As a movie, Bookies is a moderate success. The parts that are supposed to be funny are funny. The parts that are supposed to be tense are tense. When the screen faded to black and the end credits started their slow, upward crawl, I was left with both a fairly positive opinion and the absolute certainty that I would never watch this DVD again. Bookies is certainly a competently made film, free of any overwhelming flaws in the acting, writing, or direction that would inspire an armchair critic like myself to rant about at length. I like Bookies, but it lacks that hook...that indefinable special quality...to make me want to watch it again or enthusiastically recommend it to whoever happens to be in earshot. It's a smart, entertaining movie, but I think for most readers, a single viewing would probably be enough. This is definitely a movie I would say is best-suited towards a rental or a peek on premium cable.

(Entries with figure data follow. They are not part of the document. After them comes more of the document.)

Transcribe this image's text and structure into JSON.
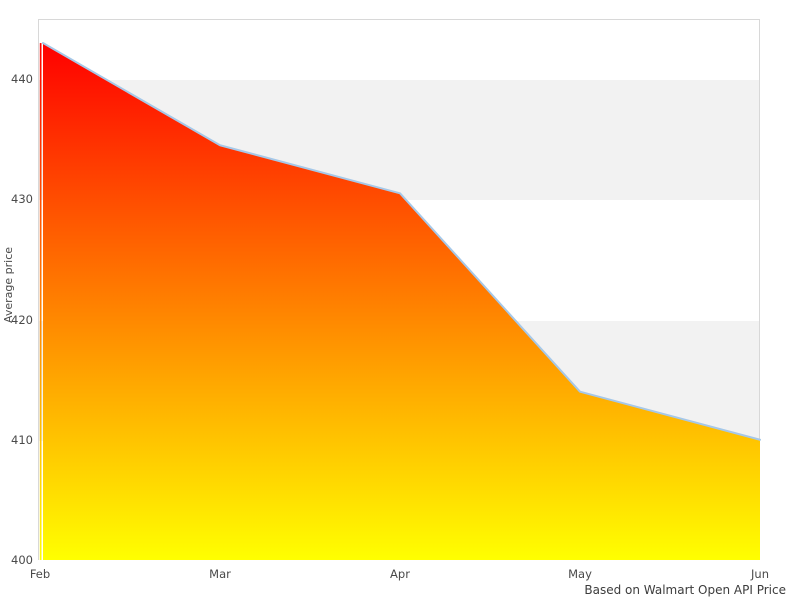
{
  "chart_data": {
    "type": "area",
    "categories": [
      "Feb",
      "Mar",
      "Apr",
      "May",
      "Jun"
    ],
    "values": [
      443,
      434.5,
      430.5,
      414,
      410
    ],
    "series_name": "Average price",
    "title": "",
    "xlabel": "",
    "ylabel": "Average price",
    "caption": "Based on Walmart Open API Price",
    "ylim": [
      400,
      445
    ],
    "yticks": [
      400,
      410,
      420,
      430,
      440
    ],
    "grid": "alternating horizontal bands, no gridlines",
    "legend": "none",
    "colors": {
      "gradient_top": "#ff0000",
      "gradient_bottom": "#ffff00",
      "line": "#a6c8e8",
      "band": "#f2f2f2",
      "plot_border": "#d8d8d8",
      "text": "#4a4a4a"
    }
  }
}
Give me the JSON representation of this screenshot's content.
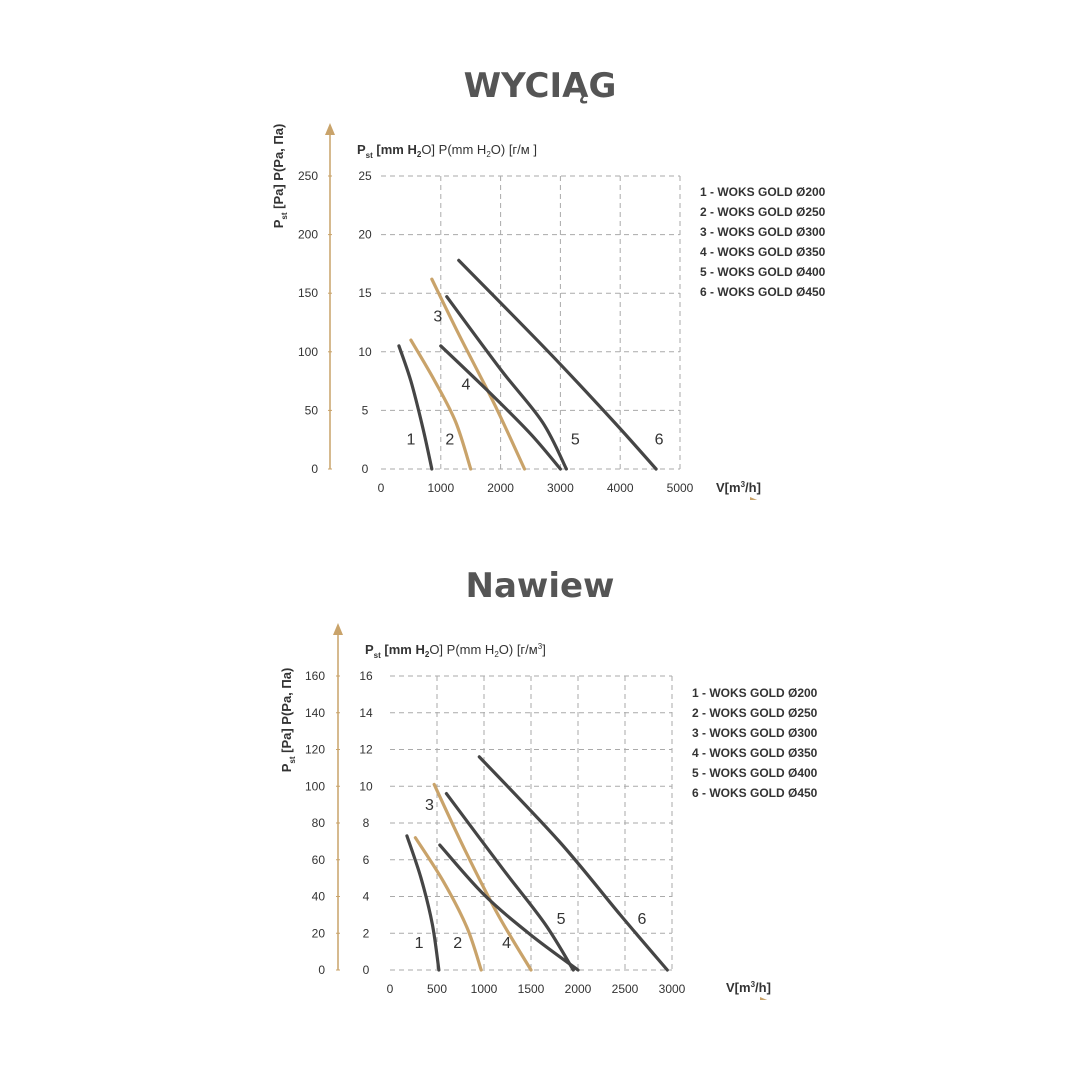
{
  "charts": [
    {
      "title": "WYCIĄG",
      "axis_label_inner": {
        "main": "P",
        "sub": "st",
        "rest": " [mm H",
        "h2": "2",
        "rest2": "O] P(mm H",
        "h2b": "2",
        "rest3": "O) [г/м ]"
      },
      "axis_label_outer": {
        "main": "P",
        "sub": "st",
        "rest": " [Pa] P(Pa, Па)"
      },
      "x_axis_label": {
        "main": "V[m",
        "sup": "3",
        "rest": "/h]"
      }
    },
    {
      "title": "Nawiew",
      "axis_label_inner": {
        "main": "P",
        "sub": "st",
        "rest": " [mm H",
        "h2": "2",
        "rest2": "O] P(mm H",
        "h2b": "2",
        "rest3": "O) [г/м",
        "sup": "3",
        "rest4": "]"
      },
      "axis_label_outer": {
        "main": "P",
        "sub": "st",
        "rest": " [Pa] P(Pa, Па)"
      },
      "x_axis_label": {
        "main": "V[m",
        "sup": "3",
        "rest": "/h]"
      }
    }
  ],
  "chart_data": [
    {
      "type": "line",
      "title": "WYCIĄG",
      "xlabel": "V[m³/h]",
      "ylabel": "Pst [Pa] P(Pa, Па)",
      "y2label": "Pst [mm H2O] P(mm H2O) [г/м ]",
      "xlim": [
        0,
        5000
      ],
      "ylim_mmH2O": [
        0,
        25
      ],
      "ylim_Pa": [
        0,
        250
      ],
      "x_ticks": [
        "0",
        "1000",
        "2000",
        "3000",
        "4000",
        "5000"
      ],
      "y_ticks_mmH2O": [
        "0",
        "5",
        "10",
        "15",
        "20",
        "25"
      ],
      "y_ticks_Pa": [
        "0",
        "50",
        "100",
        "150",
        "200",
        "250"
      ],
      "grid": true,
      "legend_position": "right",
      "legend": [
        "1 - WOKS GOLD Ø200",
        "2 - WOKS GOLD Ø250",
        "3 - WOKS GOLD Ø300",
        "4 - WOKS GOLD Ø350",
        "5 - WOKS GOLD Ø400",
        "6 - WOKS GOLD Ø450"
      ],
      "colors": {
        "dark": "#454545",
        "gold": "#c9a36a"
      },
      "series": [
        {
          "label": "1",
          "color": "dark",
          "label_at": [
            500,
            2.1
          ],
          "points": [
            [
              300,
              10.5
            ],
            [
              500,
              7.5
            ],
            [
              700,
              3.5
            ],
            [
              850,
              0
            ]
          ]
        },
        {
          "label": "2",
          "color": "gold",
          "label_at": [
            1150,
            2.1
          ],
          "points": [
            [
              500,
              11.0
            ],
            [
              900,
              7.5
            ],
            [
              1250,
              4.0
            ],
            [
              1500,
              0
            ]
          ]
        },
        {
          "label": "3",
          "color": "gold",
          "label_at": [
            950,
            12.6
          ],
          "points": [
            [
              850,
              16.2
            ],
            [
              1300,
              11.5
            ],
            [
              1900,
              5.5
            ],
            [
              2400,
              0
            ]
          ]
        },
        {
          "label": "4",
          "color": "dark",
          "label_at": [
            1420,
            6.8
          ],
          "points": [
            [
              1000,
              10.5
            ],
            [
              1800,
              6.6
            ],
            [
              2500,
              3.0
            ],
            [
              3000,
              0
            ]
          ]
        },
        {
          "label": "5",
          "color": "dark",
          "label_at": [
            3250,
            2.1
          ],
          "points": [
            [
              1100,
              14.7
            ],
            [
              2000,
              8.5
            ],
            [
              2700,
              4.0
            ],
            [
              3100,
              0
            ]
          ]
        },
        {
          "label": "6",
          "color": "dark",
          "label_at": [
            4650,
            2.1
          ],
          "points": [
            [
              1300,
              17.8
            ],
            [
              2800,
              10.0
            ],
            [
              3900,
              4.0
            ],
            [
              4600,
              0
            ]
          ]
        }
      ]
    },
    {
      "type": "line",
      "title": "Nawiew",
      "xlabel": "V[m³/h]",
      "ylabel": "Pst [Pa] P(Pa, Па)",
      "y2label": "Pst [mm H2O] P(mm H2O) [г/м³]",
      "xlim": [
        0,
        3000
      ],
      "ylim_mmH2O": [
        0,
        16
      ],
      "ylim_Pa": [
        0,
        160
      ],
      "x_ticks": [
        "0",
        "500",
        "1000",
        "1500",
        "2000",
        "2500",
        "3000"
      ],
      "y_ticks_mmH2O": [
        "0",
        "2",
        "4",
        "6",
        "8",
        "10",
        "12",
        "14",
        "16"
      ],
      "y_ticks_Pa": [
        "0",
        "20",
        "40",
        "60",
        "80",
        "100",
        "120",
        "140",
        "160"
      ],
      "grid": true,
      "legend_position": "right",
      "legend": [
        "1 - WOKS GOLD Ø200",
        "2 - WOKS GOLD Ø250",
        "3 - WOKS GOLD Ø300",
        "4 - WOKS GOLD Ø350",
        "5 - WOKS GOLD Ø400",
        "6 - WOKS GOLD Ø450"
      ],
      "colors": {
        "dark": "#454545",
        "gold": "#c9a36a"
      },
      "series": [
        {
          "label": "1",
          "color": "dark",
          "label_at": [
            310,
            1.2
          ],
          "points": [
            [
              180,
              7.3
            ],
            [
              330,
              5.0
            ],
            [
              450,
              2.5
            ],
            [
              520,
              0
            ]
          ]
        },
        {
          "label": "2",
          "color": "gold",
          "label_at": [
            720,
            1.2
          ],
          "points": [
            [
              270,
              7.2
            ],
            [
              570,
              4.8
            ],
            [
              820,
              2.3
            ],
            [
              970,
              0
            ]
          ]
        },
        {
          "label": "3",
          "color": "gold",
          "label_at": [
            420,
            8.7
          ],
          "points": [
            [
              470,
              10.1
            ],
            [
              800,
              6.5
            ],
            [
              1150,
              3.0
            ],
            [
              1500,
              0
            ]
          ]
        },
        {
          "label": "4",
          "color": "dark",
          "label_at": [
            1240,
            1.2
          ],
          "points": [
            [
              530,
              6.8
            ],
            [
              1000,
              4.1
            ],
            [
              1500,
              1.9
            ],
            [
              2000,
              0
            ]
          ]
        },
        {
          "label": "5",
          "color": "dark",
          "label_at": [
            1820,
            2.5
          ],
          "points": [
            [
              600,
              9.6
            ],
            [
              1200,
              5.5
            ],
            [
              1650,
              2.5
            ],
            [
              1950,
              0
            ]
          ]
        },
        {
          "label": "6",
          "color": "dark",
          "label_at": [
            2680,
            2.5
          ],
          "points": [
            [
              950,
              11.6
            ],
            [
              1800,
              7.0
            ],
            [
              2450,
              3.0
            ],
            [
              2950,
              0
            ]
          ]
        }
      ]
    }
  ]
}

Video: Bookies sports an average but solid 1.85:1 anamorphic widescreen presentation. The level of detail is decent, if somewhat unremarkable, bolstered by strong black levels. The film's palette appears to be accurately saturated, and film grain is unintrusive. I didn't spot any edge haloes, compression artifacts, speckling, or any of the usual DVD review suspects. Pretty typical for a release of a newly-produced film.
|"Place looks like a fuckin' Best Buy commercial."|
Audio: Bookies includes a Dolby stereo track encoded at a bitrate of 192Kbps. That's fine -- the material doesn't really lend itself to any sort of sonic assault, and if it did have a 5.1 mix, I inevitably would've said it sounds more or less like a stereo mix anyway. So, yeah, I guess they're just cutting out the middleman. Like the visual presentation, the audio doesn't really inspire any sort of multiparagraph tirades. Dialogue comes through without any major concerns, although it did sound a little too loud initially before I turned the volume on my receiver down a couple of notches. Various sound effects and the music used throughout are accompanied by a decent amount of bass. I'd be straining myself to find anything more to say about this soundtrack, so I'll just say it's fine and move on. There does seem to be a misprint on the packaging, though -- the flipside of the keepcase lists a stereo surround mix, but it's not flagged as such.

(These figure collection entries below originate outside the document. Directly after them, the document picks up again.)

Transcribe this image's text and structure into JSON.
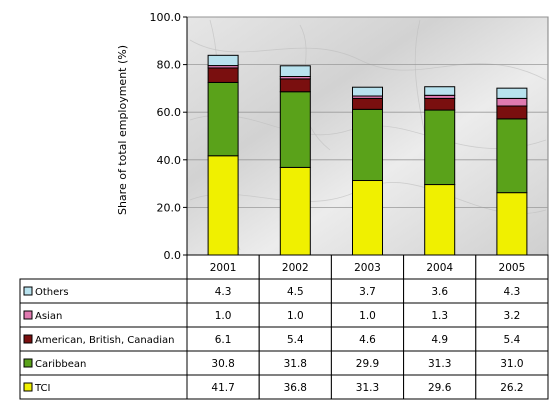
{
  "chart_data": {
    "type": "bar",
    "stacked": true,
    "categories": [
      "2001",
      "2002",
      "2003",
      "2004",
      "2005"
    ],
    "ylabel": "Share of total employment (%)",
    "ylim": [
      0,
      100
    ],
    "yticks": [
      "0.0",
      "20.0",
      "40.0",
      "60.0",
      "80.0",
      "100.0"
    ],
    "grid": true,
    "legend_placement": "left, in data table",
    "series": [
      {
        "name": "TCI",
        "values": [
          41.7,
          36.8,
          31.3,
          29.6,
          26.2
        ],
        "color": "#f0f000",
        "value_labels": [
          "41.7",
          "36.8",
          "31.3",
          "29.6",
          "26.2"
        ]
      },
      {
        "name": "Caribbean",
        "values": [
          30.8,
          31.8,
          29.9,
          31.3,
          31.0
        ],
        "color": "#5aa21a",
        "value_labels": [
          "30.8",
          "31.8",
          "29.9",
          "31.3",
          "31.0"
        ]
      },
      {
        "name": "American, British, Canadian",
        "values": [
          6.1,
          5.4,
          4.6,
          4.9,
          5.4
        ],
        "color": "#7a0f0f",
        "value_labels": [
          "6.1",
          "5.4",
          "4.6",
          "4.9",
          "5.4"
        ]
      },
      {
        "name": "Asian",
        "values": [
          1.0,
          1.0,
          1.0,
          1.3,
          3.2
        ],
        "color": "#e07ab0",
        "value_labels": [
          "1.0",
          "1.0",
          "1.0",
          "1.3",
          "3.2"
        ]
      },
      {
        "name": "Others",
        "values": [
          4.3,
          4.5,
          3.7,
          3.6,
          4.3
        ],
        "color": "#b8e2ee",
        "value_labels": [
          "4.3",
          "4.5",
          "3.7",
          "3.6",
          "4.3"
        ]
      }
    ]
  }
}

The DVD also includes a Spanish dub in stereo, French subtitles, and closed captions.
Supplements: The only extra is a full-frame trailer. Too bad director Mark Illsley didn't record an audio commentary -- his track for Happy, Texas seemed to be pretty well-liked. The DVD opens with a pair of other clips for Walking Tall and Dorm Daze, also featuring a set of static 16x9 menus and twenty-four chapter stops. No insert is provided.
Conclusion: Although I enjoyed Bookies, the lack of extras, limited replay value, and fairly hefty list price leave this DVD better suited towards a rental or keeping an eye out for on cable. Rent It.